Figurenkonstellation

Draußen vor der Tür – Figurenkonstellation
  • Beckmann

    Beckmann ist ein 25-jähriger Mann, der nach drei Jahren Wehrdienst im Zweiten Weltkrieg aus Russland in seine Heimatstadt Hamburg zurückkehrt. Er trägt dabei noch immer seinen alten Soldatenmantel und das Haar kurz geschoren. Er ist auf seine Gasmaskenbrille angewiesen, auf die er wegen ihres grotesken Aussehens regelmäßig angesprochen wird und die zu seinem Markenzeichen wird. Seine eigentliche Brille wurde zerschossen. Dasselbe gilt für seine Kniescheibe.

    Beckmann spiegelt das Bild des klassischen Heimkehrers wider, der die vertraute Heimat nicht mehr vorfinden kann. Seine Eltern sind inzwischen verstorben und neben seiner Frau findet er einen anderen Mann liegen. Sein Sohn wurde unter den Trümmern verschüttet. Beckmann fühlt sich verloren. Er legt seinen Vornamen ab und distanziert sich von seiner Individualität.

    Beckmann kann das Leben nicht mehr ertragen und will sich umbringen. Er blickt den Konsequenzen des Krieges entgegen und muss sich der Verantwortung stellen. Allerdings handelt es sich dabei nicht um eine einzelne Schuldzuweisung, sondern vielmehr eine Verstrickung in das allgemeine Schicksal. Beckmann ist Opfer einer Gesellschaft, in der die Täter sich nicht verändern und weiterleben, indem sie die Schuld von sich weisen. Ein solches Leben kann Beckmann nicht führen. Gleichzeitig wird er selbst zum Täter, indem er den Platz eines anderen einnimmt.

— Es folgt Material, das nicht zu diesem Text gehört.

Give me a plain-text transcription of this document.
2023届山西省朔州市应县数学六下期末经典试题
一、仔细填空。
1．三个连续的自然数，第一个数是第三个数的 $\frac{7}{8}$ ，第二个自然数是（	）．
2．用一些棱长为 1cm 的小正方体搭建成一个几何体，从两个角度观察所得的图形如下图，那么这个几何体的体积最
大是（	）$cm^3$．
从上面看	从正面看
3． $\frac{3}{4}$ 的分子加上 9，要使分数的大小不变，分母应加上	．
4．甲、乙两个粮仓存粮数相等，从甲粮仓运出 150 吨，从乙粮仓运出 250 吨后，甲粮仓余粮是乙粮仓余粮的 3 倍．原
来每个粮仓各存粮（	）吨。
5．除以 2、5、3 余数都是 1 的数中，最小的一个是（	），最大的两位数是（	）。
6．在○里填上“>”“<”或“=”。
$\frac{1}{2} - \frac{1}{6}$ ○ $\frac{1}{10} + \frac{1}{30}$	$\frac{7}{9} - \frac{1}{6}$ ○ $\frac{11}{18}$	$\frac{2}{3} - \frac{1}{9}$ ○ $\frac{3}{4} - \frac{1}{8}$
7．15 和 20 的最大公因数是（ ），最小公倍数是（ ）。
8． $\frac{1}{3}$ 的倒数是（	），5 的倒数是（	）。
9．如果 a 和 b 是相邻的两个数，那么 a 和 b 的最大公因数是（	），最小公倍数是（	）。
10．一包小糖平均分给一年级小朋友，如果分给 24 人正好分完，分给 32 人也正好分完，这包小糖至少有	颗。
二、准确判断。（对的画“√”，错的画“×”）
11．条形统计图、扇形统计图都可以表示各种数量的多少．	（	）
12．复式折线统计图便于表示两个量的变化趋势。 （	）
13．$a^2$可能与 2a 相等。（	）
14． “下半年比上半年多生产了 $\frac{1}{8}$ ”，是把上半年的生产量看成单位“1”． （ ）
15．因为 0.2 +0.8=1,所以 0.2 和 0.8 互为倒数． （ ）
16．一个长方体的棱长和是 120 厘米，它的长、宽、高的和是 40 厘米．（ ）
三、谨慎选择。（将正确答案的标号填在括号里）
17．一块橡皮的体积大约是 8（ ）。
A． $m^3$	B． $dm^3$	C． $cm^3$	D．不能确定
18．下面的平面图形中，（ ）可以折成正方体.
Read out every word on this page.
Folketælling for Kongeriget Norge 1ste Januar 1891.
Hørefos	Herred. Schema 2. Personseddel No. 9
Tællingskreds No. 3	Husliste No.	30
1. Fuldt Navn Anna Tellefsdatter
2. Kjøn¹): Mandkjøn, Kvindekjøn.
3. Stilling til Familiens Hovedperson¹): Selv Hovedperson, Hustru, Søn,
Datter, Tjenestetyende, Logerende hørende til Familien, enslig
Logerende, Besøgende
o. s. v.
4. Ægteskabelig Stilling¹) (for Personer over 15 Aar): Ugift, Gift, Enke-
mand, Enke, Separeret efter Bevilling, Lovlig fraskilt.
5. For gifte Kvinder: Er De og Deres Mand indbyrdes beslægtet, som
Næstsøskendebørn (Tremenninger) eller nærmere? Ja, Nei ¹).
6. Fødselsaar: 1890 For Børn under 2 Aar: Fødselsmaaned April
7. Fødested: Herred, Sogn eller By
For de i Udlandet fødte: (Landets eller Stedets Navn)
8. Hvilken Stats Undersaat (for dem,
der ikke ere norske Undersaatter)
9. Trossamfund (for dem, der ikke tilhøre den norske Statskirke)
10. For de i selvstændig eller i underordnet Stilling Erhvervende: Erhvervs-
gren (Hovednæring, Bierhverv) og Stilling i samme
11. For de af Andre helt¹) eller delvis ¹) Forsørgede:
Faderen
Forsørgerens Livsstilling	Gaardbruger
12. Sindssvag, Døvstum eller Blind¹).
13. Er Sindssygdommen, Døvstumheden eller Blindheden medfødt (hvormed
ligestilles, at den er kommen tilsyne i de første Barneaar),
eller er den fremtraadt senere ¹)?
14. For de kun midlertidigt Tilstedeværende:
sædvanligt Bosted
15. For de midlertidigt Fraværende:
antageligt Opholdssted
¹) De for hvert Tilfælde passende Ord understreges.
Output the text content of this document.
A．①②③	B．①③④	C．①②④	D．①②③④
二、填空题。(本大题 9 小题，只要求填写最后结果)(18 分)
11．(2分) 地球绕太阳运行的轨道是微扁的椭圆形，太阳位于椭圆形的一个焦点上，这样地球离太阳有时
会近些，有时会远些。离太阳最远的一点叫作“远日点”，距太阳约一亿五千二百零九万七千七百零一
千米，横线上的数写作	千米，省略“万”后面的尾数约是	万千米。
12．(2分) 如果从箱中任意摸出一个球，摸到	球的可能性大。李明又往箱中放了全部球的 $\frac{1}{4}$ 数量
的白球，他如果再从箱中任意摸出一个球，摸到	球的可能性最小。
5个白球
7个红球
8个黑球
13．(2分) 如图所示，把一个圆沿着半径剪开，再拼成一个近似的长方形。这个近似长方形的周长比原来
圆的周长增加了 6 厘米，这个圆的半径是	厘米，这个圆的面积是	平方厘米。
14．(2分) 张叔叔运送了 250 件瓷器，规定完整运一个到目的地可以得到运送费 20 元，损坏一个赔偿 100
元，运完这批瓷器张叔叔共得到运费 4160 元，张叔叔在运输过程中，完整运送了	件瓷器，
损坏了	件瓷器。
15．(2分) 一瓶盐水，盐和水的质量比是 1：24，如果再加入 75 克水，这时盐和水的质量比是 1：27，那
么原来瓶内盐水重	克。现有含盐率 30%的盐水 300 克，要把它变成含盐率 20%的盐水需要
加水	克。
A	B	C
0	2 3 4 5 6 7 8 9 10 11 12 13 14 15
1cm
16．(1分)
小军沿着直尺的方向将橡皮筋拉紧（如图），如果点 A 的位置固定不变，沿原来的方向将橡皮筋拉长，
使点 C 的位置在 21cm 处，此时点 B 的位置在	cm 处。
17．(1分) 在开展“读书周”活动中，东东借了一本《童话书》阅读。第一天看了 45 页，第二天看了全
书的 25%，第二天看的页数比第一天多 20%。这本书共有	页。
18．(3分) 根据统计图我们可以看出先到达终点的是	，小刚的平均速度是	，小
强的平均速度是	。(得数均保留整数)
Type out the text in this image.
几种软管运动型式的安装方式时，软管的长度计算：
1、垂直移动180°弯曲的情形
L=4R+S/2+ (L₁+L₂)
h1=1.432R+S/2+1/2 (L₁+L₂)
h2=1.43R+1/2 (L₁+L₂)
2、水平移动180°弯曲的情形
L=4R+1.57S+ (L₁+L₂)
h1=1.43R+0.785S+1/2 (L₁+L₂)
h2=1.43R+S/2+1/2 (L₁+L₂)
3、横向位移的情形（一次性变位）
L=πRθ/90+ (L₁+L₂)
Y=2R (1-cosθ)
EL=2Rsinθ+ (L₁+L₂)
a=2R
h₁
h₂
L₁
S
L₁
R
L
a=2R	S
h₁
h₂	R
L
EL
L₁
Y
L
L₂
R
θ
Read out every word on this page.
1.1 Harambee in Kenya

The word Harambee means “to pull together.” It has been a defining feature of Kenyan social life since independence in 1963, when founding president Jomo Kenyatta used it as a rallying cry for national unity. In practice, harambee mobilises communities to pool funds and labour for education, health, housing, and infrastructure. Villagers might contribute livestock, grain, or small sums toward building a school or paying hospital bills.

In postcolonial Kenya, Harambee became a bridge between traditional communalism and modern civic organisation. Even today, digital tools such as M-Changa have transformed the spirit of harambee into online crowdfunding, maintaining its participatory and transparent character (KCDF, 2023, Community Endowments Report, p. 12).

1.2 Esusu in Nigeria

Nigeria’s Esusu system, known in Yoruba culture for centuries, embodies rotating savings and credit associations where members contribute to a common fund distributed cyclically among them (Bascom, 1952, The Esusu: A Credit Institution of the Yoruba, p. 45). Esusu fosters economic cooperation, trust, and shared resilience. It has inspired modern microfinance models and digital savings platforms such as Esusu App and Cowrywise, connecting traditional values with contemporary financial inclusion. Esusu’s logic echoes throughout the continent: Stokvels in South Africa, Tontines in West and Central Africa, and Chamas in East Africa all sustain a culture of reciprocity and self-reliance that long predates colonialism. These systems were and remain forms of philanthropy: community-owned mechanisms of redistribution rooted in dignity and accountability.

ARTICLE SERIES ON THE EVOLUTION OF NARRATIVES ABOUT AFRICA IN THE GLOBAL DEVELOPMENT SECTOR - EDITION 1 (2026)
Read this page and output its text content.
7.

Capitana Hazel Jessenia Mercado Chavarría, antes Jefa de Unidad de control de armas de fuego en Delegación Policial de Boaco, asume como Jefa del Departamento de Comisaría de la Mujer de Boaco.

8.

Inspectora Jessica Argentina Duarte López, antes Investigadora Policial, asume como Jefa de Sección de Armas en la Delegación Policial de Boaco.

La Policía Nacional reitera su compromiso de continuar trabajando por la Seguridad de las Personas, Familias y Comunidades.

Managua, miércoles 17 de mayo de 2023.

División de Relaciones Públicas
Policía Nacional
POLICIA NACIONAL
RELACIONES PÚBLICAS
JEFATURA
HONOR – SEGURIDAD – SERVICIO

    Beckmann stellt immer wieder seine Perspektivlosigkeit heraus. Er ist in einem nationalsozialistischen System aufgewachsen, das in einem traumatisierenden Krieg endete. Jetzt steht er vor dem Nichts. Die Ignoranz seiner Gesprächspartner kontert er mit Sarkasmus. Ihm selbst ist jedoch keineswegs zum Lachen zumute. Hunger, Kälte und Albträume rauben ihm Energie.

    Beckmann muss erkennen, dass es keine Rettung, keine Erlösung gibt. Auf Gott kann er nicht mehr vertrauen. Der Andere will ihn zu einem Leben ermutigen, das ihn in die Gruppe der Täter einreihen würde. Zum Schluss bleibt Beckmann mit einem fragenden Aufschrei allein zurück, auf den es keine Antwort gibt. Eine wirkliche Entwicklung bleibt aus, vielmehr muss er dieses Ausbleiben erkennen.

  • Der Andere

    Der Andere ist Beckmanns Alter Ego, seine Gegenstimme, die nur durch ihn und mit ihm existieren kann. Es handelt sich dabei nicht um ein menschliches Wesen, sondern eine Vision, einen Anteil Beckmanns, den er anfangs außerhalb seiner selbst wahrnimmt und der zum Schluss wieder ein Teil von ihm wird. Der Andere beschreibt sich als derjenige mit tausend Gesichtern, der immer da ist. Es entsteht ein Schwarz-Weiß-Charakter zwischen Beckmann und dem Anderen, ähnlich wie Yin und Yang.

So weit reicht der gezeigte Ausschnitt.